Бриттская роза всхлипнула, на ресницах задрожали слезы, но царственную осанку она не потеряла и так же царственно огрызнулась:
– Я делала все возможное, чтобы сохранить репутацию моей подруги! – огрызнулась она нежным-нежным голосочком и легонечко так, искоса бросила взгляд на Гельмута. Мол, спасите меня, ваше величество! Умничка. Отличная будет королева. – Откуда мне было знать, что эта побрякушка – портал? Я так старалась… а вы… вы…
– Люци, сбавь тон, – велел Гельмут.
– Мадемуазель Элиза объясняла им, что пить коньяк в таких количествах нельзя, – по десятому кругу поддержала подругу мадемуазель. – Но эта ваша Вульф… никаких манер! Дикарка!
– Если бы вы столько же внимания уделяли учебе, сколько манерам княжны, баронесса… – вызверился Людвиг и снова грозно уставился на бриттку: – Прекратите разводить сырость, леди. Возьмите себя в руки и вспомните еще раз…
– Достаточно, Людвиг. – Гельмут поднялся, и все находящиеся в кабинете тоже встали. – Леди Хоббстен сказала все, что могла. А твое поведение ни в какие рамки не лезет! Устроил тут…
– Допрос, ваше величество. Как и положено, – вовсе не нежно огрызнулся Людвиг.
– Я… я все понимаю, ваше величество! Полковник Бастельеро лишь выполняет свой долг. Я готова помочь всем, чем смогу… Ольга… она же моя подруга…
Людвиг восхитился искренностью тона, дрожанием ресниц и взволнованным вздыманием груди. Умница, девочка. Вся такая хрупкая, трепетная и благородная – воплощенный идеал Гельмута. Правда, когда он женится, обнаружит в нежной розе еще несколько изумительных, очень полезных для королевы качеств. К примеру, стальной стебель и вполне себе острые и ядовитые шипы. Так что любимую королевскую забаву «смени шесть фавориток за год» ему придется прекратить. Ее величество Элиза со всем трепетом и нежностью прищемит Гельмуту я… кхм… в общем, что надо, то и прищемит.

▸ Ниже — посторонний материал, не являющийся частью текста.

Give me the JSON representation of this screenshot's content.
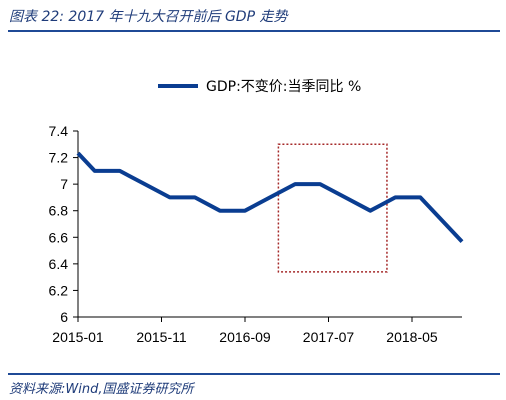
{
  "figure": {
    "title": "图表 22:  2017 年十九大召开前后 GDP 走势",
    "source": "资料来源:Wind,国盛证券研究所"
  },
  "colors": {
    "series": "#0a3d91",
    "highlight_box": "#a52a2a",
    "rule": "#1f4a96"
  },
  "chart_data": {
    "type": "line",
    "title": "",
    "xlabel": "",
    "ylabel": "",
    "legend_position": "top-center",
    "grid": false,
    "ylim": [
      6,
      7.4
    ],
    "y_ticks": [
      "6",
      "6.2",
      "6.4",
      "6.6",
      "6.8",
      "7",
      "7.2",
      "7.4"
    ],
    "x_tick_labels": [
      "2015-01",
      "2015-11",
      "2016-09",
      "2017-07",
      "2018-05"
    ],
    "x": [
      "2014-12",
      "2015-03",
      "2015-06",
      "2015-09",
      "2015-12",
      "2016-03",
      "2016-06",
      "2016-09",
      "2016-12",
      "2017-03",
      "2017-06",
      "2017-09",
      "2017-12",
      "2018-03",
      "2018-06",
      "2018-09",
      "2018-12"
    ],
    "series": [
      {
        "name": "GDP:不变价:当季同比 %",
        "values": [
          7.3,
          7.1,
          7.1,
          7.0,
          6.9,
          6.9,
          6.8,
          6.8,
          6.9,
          7.0,
          7.0,
          6.9,
          6.8,
          6.9,
          6.9,
          6.7,
          6.5
        ]
      }
    ],
    "annotation": {
      "type": "highlight-box",
      "x_range": [
        "2017-01",
        "2018-02"
      ],
      "y_range": [
        6.34,
        7.3
      ]
    }
  }
}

– Поверьте, леди Хоббстен, мы очень ценим вашу помощь, – проворковал Гельмут. – Полковник не посмеет больше вызвать ваших слез, моя дорогая.
– Вы покидаете нас, ваше величество? – на всякий случай уточнил генерал Энн, безуспешно пытаясь скрыть надежду на положительный (и скорейший) ответ.
В качестве ответа Гельмут сделал несколько шагов к двери. Которая почтительно перед ним открылась.
– Ждите здесь, – велел доктору Курту и лейтенанту Веннеру Людвиг и последовал за королем.
Следующая дверь, ведущая из холла Кроненштутц на площадь, открылась так же почтительно и бесшумно. И ровно в этот момент Гельмут слегка замедлил шаг.
– По-моему, дело совершенно очевидное, – вроде бы сопровождающим его генералу и полковнику, но на самом деле на публику, хмуро заявил Гельмут. – Я крайне сожалею о своем доверии доктору Курту. Вопиющая, просто вопиющая неблагодарность! Суд будет суров и справедлив. Все получат по заслугам!
Вытянувшие шеи и насторожившие уши газетчики быстро застрочили в блокнотах. Засверкали вспышки магокамер. Какой-то особо наглый журналюга через голову охраны проорал свой вопрос, но его тут же заткнули.